Organic matter construction products

  • Peanuts: shells are being used to produce low-cost materials, such as partition boards that are resistant to moisture and flame retardant.
  • Rice: rice husk ash can be mixed with cement to reduce the need for fillers. Rice can also be used as a raw material for the production of boards.
  • Banana: banana fruit and leaves are being used to make rugged textiles. Bananas contain high strength fibre and have good acoustic absorption and durability.
  • Potato: the peel from potatoes can be cleaned, pressed and dried to create a low-weight, fire resistant, water repellent, insulating material and acoustic absorber.

The potential for the bio-economy is “huge”, Arup believes.

“Over 40 million tonnes of dried organic waste from agriculture and forestry was produced in Europe in 2014 alone and the amount is growing year on year,” the firm said.

“A kilogram of waste incinerated for energy recovery has a value of approximately 0.85 euros but the same material used for interior cladding could sell for up to six euros per kilogram.” 

The report, The Urban Bio-loop, also points to advances in the development of alternative organic materials, including mushroom bricks grown in five days and waste potatoes used as insulation and acoustic absorbers.

Arup has created the SolarLeaf, the first facade system in the world cultivating micro-algae to generate heat and biomass and BioBuild, the first self-supporting facade panel made from bio-composite materials.

“As one of the world’s largest users of resources we need to move away from our ‘take, use, dispose’ mentality,” said Guglielmo Carra, Arup's Materials consulting lead for Europe.

“There are already pockets of activity, with some producers making lower-CO2 building products from organic materials. What we need now is for the industry to come together to scale up this activity so that it enters the mainstream.

“An important first step is to work with government to rethink construction codes and regulations to consider waste as a resource, opening up the opportunity to repurpose it on an industrial-scale.”

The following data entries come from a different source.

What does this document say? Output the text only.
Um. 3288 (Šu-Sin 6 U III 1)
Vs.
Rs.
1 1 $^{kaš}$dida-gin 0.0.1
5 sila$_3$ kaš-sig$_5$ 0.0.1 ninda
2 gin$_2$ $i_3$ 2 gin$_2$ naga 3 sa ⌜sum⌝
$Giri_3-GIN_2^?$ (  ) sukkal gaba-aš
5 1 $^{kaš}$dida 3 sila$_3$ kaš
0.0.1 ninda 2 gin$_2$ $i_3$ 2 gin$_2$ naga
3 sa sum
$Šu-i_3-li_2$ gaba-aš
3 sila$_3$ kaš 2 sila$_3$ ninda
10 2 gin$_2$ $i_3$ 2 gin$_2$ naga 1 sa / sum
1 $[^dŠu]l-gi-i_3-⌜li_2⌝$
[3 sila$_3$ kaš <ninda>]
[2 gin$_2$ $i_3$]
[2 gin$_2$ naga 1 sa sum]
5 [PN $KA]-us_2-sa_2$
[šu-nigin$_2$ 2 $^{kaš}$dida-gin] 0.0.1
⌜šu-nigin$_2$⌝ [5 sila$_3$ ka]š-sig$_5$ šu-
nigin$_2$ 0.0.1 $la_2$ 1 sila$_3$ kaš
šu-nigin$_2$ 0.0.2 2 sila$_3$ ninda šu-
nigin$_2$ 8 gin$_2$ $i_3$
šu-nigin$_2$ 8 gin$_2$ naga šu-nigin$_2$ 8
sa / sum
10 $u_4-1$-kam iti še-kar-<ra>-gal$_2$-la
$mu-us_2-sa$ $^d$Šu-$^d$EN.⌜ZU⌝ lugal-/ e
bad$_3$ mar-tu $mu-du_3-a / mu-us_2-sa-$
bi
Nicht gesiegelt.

Image: Underworld/Dreamstime

Comments

First and foremost, building regulations and compliances will be the tools that will channel these recycle products to sustainability in construction and cost wise that can make more job opportunities for construction workers. Where developers face many challenges in the life-cycle of facilities and long-term impact on the environment, utilisation of quantifiable organic matter construction products may be the light of the day. They will be amused to embrace this technology as solutions to reduce or eliminate waste, promote sustainable outcomes and advance environmental changes to safeguard the environment. Construction will go beyond the status quo if the technology can be put in place in order to reach sustainability objectives and to reduce environmental impacts on construction projects. The resulting effect can exhibit Leadership in Energy and Environmental Design which will make significant strides in sustainable strategies.